Bénin: Ouverture d'un procès pour pratique de charlatanisme

Les auteurs présumés qui comparaissent lundi (15.06.20) sont accusés d'avoir assassiné une petite fille. La mort de Gracia Prunelle a ému l'opinion publique.

C'est lundi (15.06.20) que s'ouvre au Bénin le procès d'un crime rituel qui a ému l'ensemble du pays.

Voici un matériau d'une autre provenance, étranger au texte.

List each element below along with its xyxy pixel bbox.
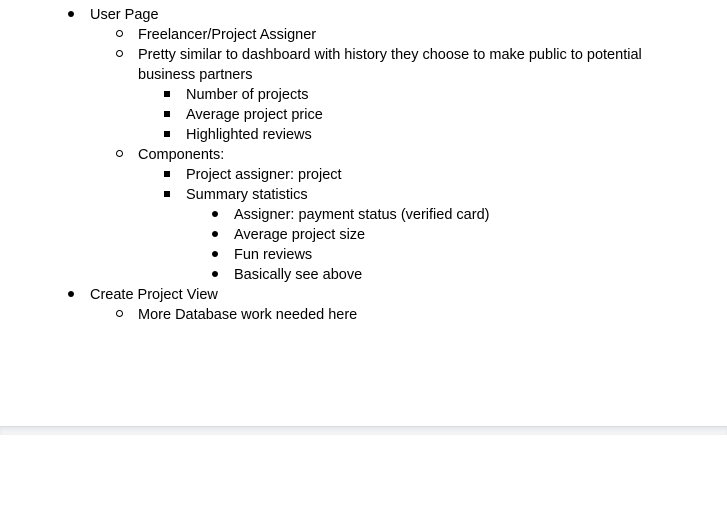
document-page[interactable]: User Page Freelancer/Project Assigner Pr… <box>0 0 727 426</box>
list-item[interactable]: Assigner: payment status (verified card) <box>0 205 727 225</box>
circle-bullet-icon <box>112 45 126 65</box>
disc-bullet-icon <box>208 265 222 285</box>
list-item-text: Basically see above <box>234 267 363 283</box>
list-item[interactable]: Average project size <box>0 225 727 245</box>
list-item[interactable]: Components: <box>0 145 727 165</box>
list-item-text: Pretty similar to dashboard with history… <box>138 47 642 83</box>
list-item[interactable]: Fun reviews <box>0 245 727 265</box>
list-item-text: Highlighted reviews <box>186 127 312 143</box>
disc-bullet-icon <box>64 5 78 25</box>
disc-bullet-icon <box>208 205 222 225</box>
list-item-text: Average project size <box>234 227 366 243</box>
list-item-text: More Database work needed here <box>138 307 358 323</box>
list-item[interactable]: Basically see above <box>0 265 727 285</box>
circle-bullet-icon <box>112 25 126 45</box>
bulleted-list: User Page Freelancer/Project Assigner Pr… <box>0 5 727 325</box>
list-item-text: User Page <box>90 7 159 23</box>
square-bullet-icon <box>160 185 174 205</box>
disc-bullet-icon <box>208 245 222 265</box>
square-bullet-icon <box>160 105 174 125</box>
disc-bullet-icon <box>64 285 78 305</box>
list-item[interactable]: Project assigner: project <box>0 165 727 185</box>
list-item-text: Summary statistics <box>186 187 308 203</box>
list-item[interactable]: Summary statistics <box>0 185 727 205</box>
list-item-text: Assigner: payment status (verified card) <box>234 207 490 223</box>
list-item[interactable]: Freelancer/Project Assigner <box>0 25 727 45</box>
square-bullet-icon <box>160 85 174 105</box>
list-item[interactable]: Highlighted reviews <box>0 125 727 145</box>
list-item[interactable]: Number of projects <box>0 85 727 105</box>
list-item-text: Components: <box>138 147 225 163</box>
list-item[interactable]: Average project price <box>0 105 727 125</box>
list-item-text: Number of projects <box>186 87 309 103</box>
list-item-text: Project assigner: project <box>186 167 342 183</box>
circle-bullet-icon <box>112 305 126 325</box>
list-item[interactable]: User Page <box>0 5 727 25</box>
list-item[interactable]: More Database work needed here <box>0 305 727 325</box>
circle-bullet-icon <box>112 145 126 165</box>
clipped-previous-line <box>186 0 246 2</box>
disc-bullet-icon <box>208 225 222 245</box>
square-bullet-icon <box>160 125 174 145</box>
list-item-text: Fun reviews <box>234 247 313 263</box>
list-item-text: Create Project View <box>90 287 218 303</box>
next-document-page[interactable] <box>0 435 727 512</box>
list-item-text: Freelancer/Project Assigner <box>138 27 317 43</box>
list-item-text: Average project price <box>186 107 323 123</box>
page-break-separator <box>0 426 727 435</box>
list-item[interactable]: Pretty similar to dashboard with history… <box>0 45 727 85</box>
list-item[interactable]: Create Project View <box>0 285 727 305</box>
square-bullet-icon <box>160 165 174 185</box>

Il s'agit de l'assassinat de la petite Gracia Prunelle, une fillette de 7 ans, tuée cruellement il y a près de cinq mois, pour ses organes susceptibles de servir à fabriquer une pommade magique.

Gracia Prunelle a été enterrée samedi (11.04.20) de manière sobre, en pleine pandémie de la Covid-19, dans une commune proche de Porto-Novo, la capitale béninoise.

Pouvoir mystique

Le procès de Gracia Prunelle a lieu au cours de la session criminelle qui s'ouvre lundi (15.06.20) au tribunal de Cotonou. "Cette session criminelle qui s'ouvre lundi connaîtra de 21 procédures, elle permettra de juger 51 accusés... ", a déclaré le procureur de la République près le tribunal de Cotonou, Mario Mètonou.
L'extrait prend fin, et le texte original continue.